Barack Obama wanted to change the direction of American politics, and it looks as though he has succeeded — to his own detriment. A new USA Today/Gallup poll shows a nine-point change in party identification in the swing states that Obama must carry to win re-election next year. And despite the fractious nature of the Republican primary at the moment, either of the two top candidates would beat Obama overall in these states:
The contrasting conditions of the nation’s two major political parties — discouraged Democrats and resurgent Republicans — underscore how different Obama’s re-election campaign is from the contest four years ago.
Consider the math: In 2008, when Obama carried the swing states by 8 percentage points, Democrats there swamped Republicans in party identification by 11 points.

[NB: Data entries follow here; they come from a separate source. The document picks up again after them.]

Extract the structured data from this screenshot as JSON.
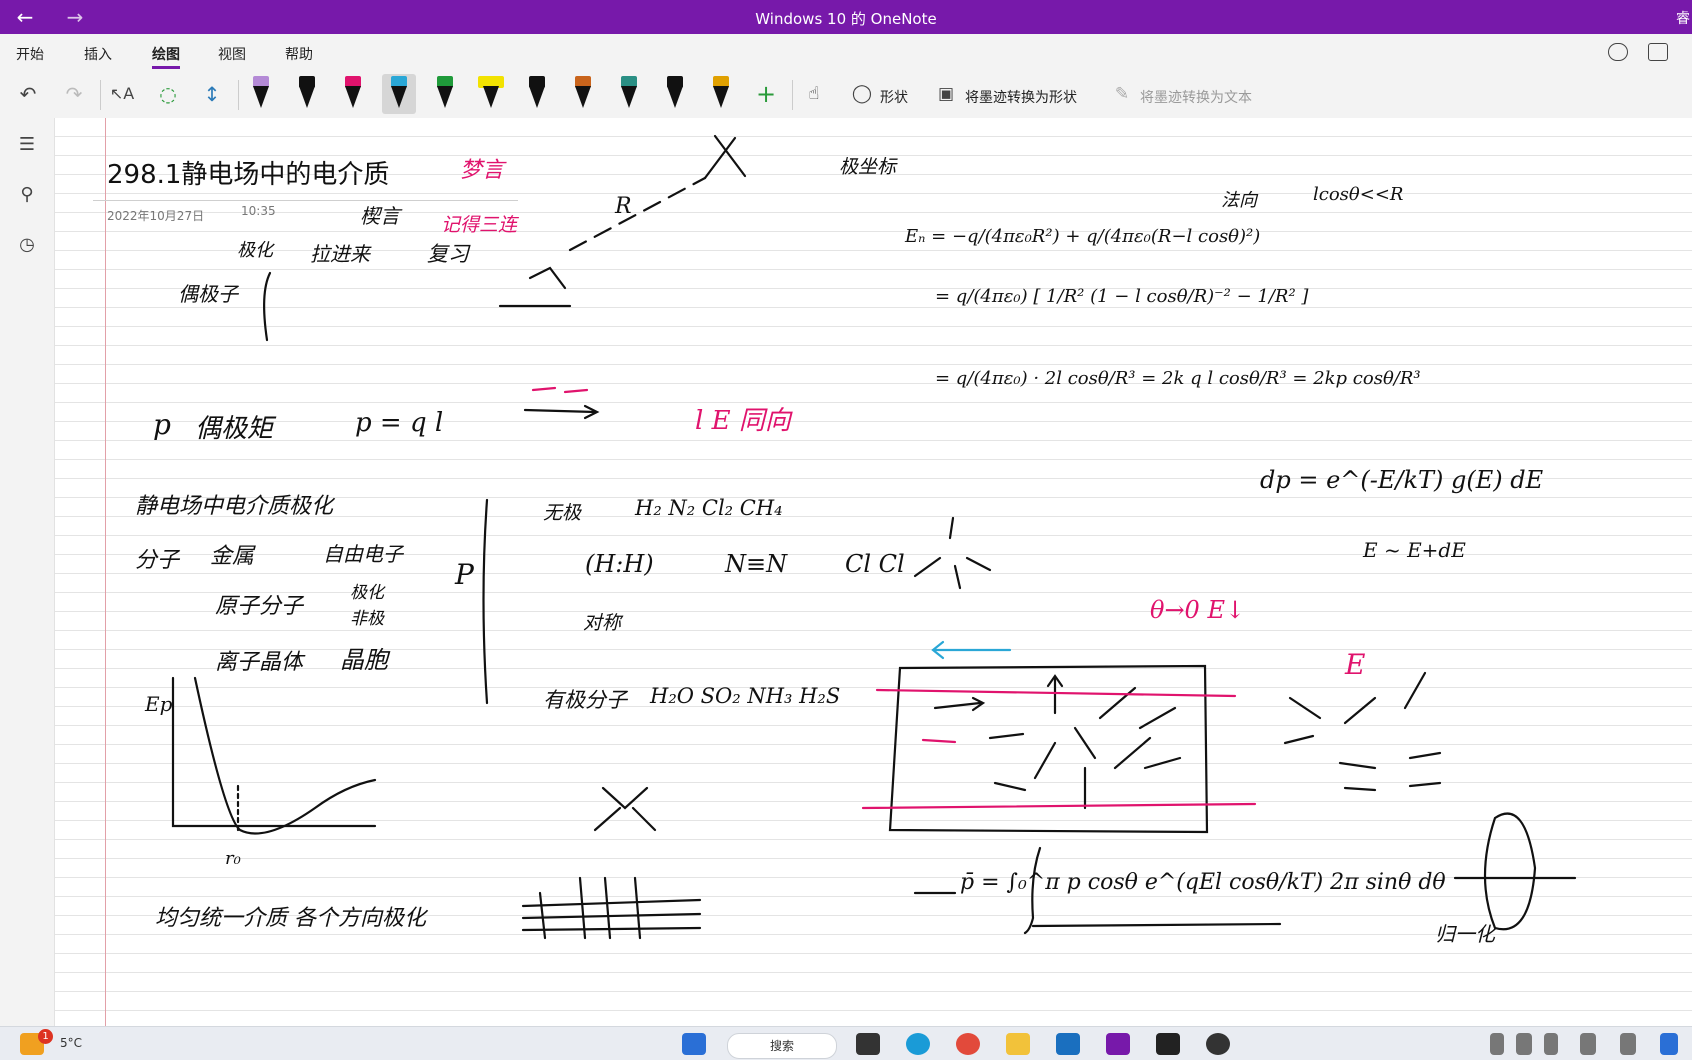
{
  "window": {
    "title": "Windows 10 的 OneNote",
    "corner_text": "睿"
  },
  "menu": {
    "tabs": [
      "开始",
      "插入",
      "绘图",
      "视图",
      "帮助"
    ],
    "active": "绘图"
  },
  "toolbar": {
    "shapes_label": "形状",
    "ink_to_shape_label": "将墨迹转换为形状",
    "ink_to_text_label": "将墨迹转换为文本",
    "pens": [
      "#b48ad6",
      "#111111",
      "#e0136d",
      "#2aa7d6",
      "#1f9a3a",
      "#f2e200",
      "#111111",
      "#c9641c",
      "#2a8f84",
      "#111111",
      "#e0a000"
    ],
    "selected_pen_index": 3
  },
  "note": {
    "title": "298.1静电场中的电介质",
    "date": "2022年10月27日",
    "time": "10:35"
  },
  "ink": {
    "prelude": "梦言",
    "preface": "楔言",
    "remember": "记得三连",
    "polarize": "极化",
    "pull_in": "拉进来",
    "review": "复习",
    "dipole": "偶极子",
    "dipole_moment_label": "偶极矩",
    "dipole_moment_eq": "p = q l",
    "polar_coords": "极坐标",
    "normal_dir": "法向",
    "approx": "lcosθ<<R",
    "section": "静电场中电介质极化",
    "molecule": "分子",
    "metal": "金属",
    "free_electron": "自由电子",
    "atom_molecule": "原子分子",
    "polar": "极化",
    "nonpolar": "非极",
    "ionic_crystal": "离子晶体",
    "unit_cell": "晶胞",
    "isotropic": "均匀统一介质 各个方向极化",
    "nonpolar_molecule": "无极",
    "nonpolar_list": "H₂ N₂ Cl₂ CH₄",
    "symmetric": "对称",
    "polar_molecule": "有极分子",
    "polar_list": "H₂O SO₂ NH₃ H₂S",
    "E_label": "E",
    "theta_rule": "θ→0  E↓",
    "l_E_same": "l E 同向",
    "dp_eq": "dp = e^(-E/kT) g(E) dE",
    "E_range": "E ~ E+dE",
    "normalize": "归一化",
    "En_eq": "Eₙ = −q/(4πε₀R²) + q/(4πε₀(R−l cosθ)²)",
    "step2": "= q/(4πε₀) [ 1/R² (1 − l cosθ/R)⁻² − 1/R² ]",
    "step3": "= q/(4πε₀) · 2l cosθ/R³ = 2k q l cosθ/R³ = 2kp cosθ/R³",
    "avg_eq": "p̄ = ∫₀^π p cosθ e^(qEl cosθ/kT) 2π sinθ dθ"
  },
  "taskbar": {
    "weather": "5°C",
    "notification_count": "1",
    "search": "搜索"
  }
}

Now, that partisan edge has tightened to a statistically insignificant 2 points.
That’s not the only problem facing Democrats next year. In 2008, thanks to Bush fatigue and Obama’s populism, Democratic voter enthusiasm helped lift Obama to a seven-point victory in the national popular vote, and an eight-point lead in the swing states. That has now flipped in favor of the Republicans — by a very wide margin:
And the “enthusiasm gap” that helped fuel a Democratic victory last time has turned into a Republican asset. Sixty-one percent of Republicans say they are extremely or very enthusiastic about voting for president next year, compared with 47% of Democrats.
Among the most enthusiastic are some of the GOP‘s core voters: conservatives, middle-aged men and those 50 to 64 years old. Those who are least enthused include core Democratic groups that were critical to Obama’s election in 2008, including minorities and younger voters.
Which states did Gallup and USA Today poll?
This is the second in a series of surveys that USA TODAY and Gallup will be taking through the 2012 campaign focused on 12 swing states: Colorado, Florida, Iowa, Michigan, Nevada, New Hampshire, New Mexico,North Carolina, Ohio, Pennsylvania, Virginia and Wisconsin.
The bad news for Obama? He won every one of those states in 2008. If Republicans flip all of these states, the Republicans will win the Electoral College, 326-212. If Obama hangs onto a couple of traditional Democratic states — say, Pennsylvania and Michigan — it’s a lot closer at 288-250. However, Obama also carried the normally Republican state of Indiana in 2008, which the USA Today/Gallup survey treats as a non-swing state. Putting Indiana back in the Republican column changes that calculation to 299-239, and the first calculation to 337-201.
There’s more bad news for Team Obama as well, which is the nature of head-to-head comparisons while only one party has a contested primary. The GOP has not united behind a single candidate, and the passions of the primary fight will act to depress the results for those candidates. The key here is that Obama can’t get above 45% in these swing states against either candidate, which indicates that the actual general-election results could be significantly worse — perhaps a 10-point loss. After all, Obama himself told CBS that he will be judged against the alternative, and that low polling figure at this stage in swing states bodes ill for Obama in that comparison.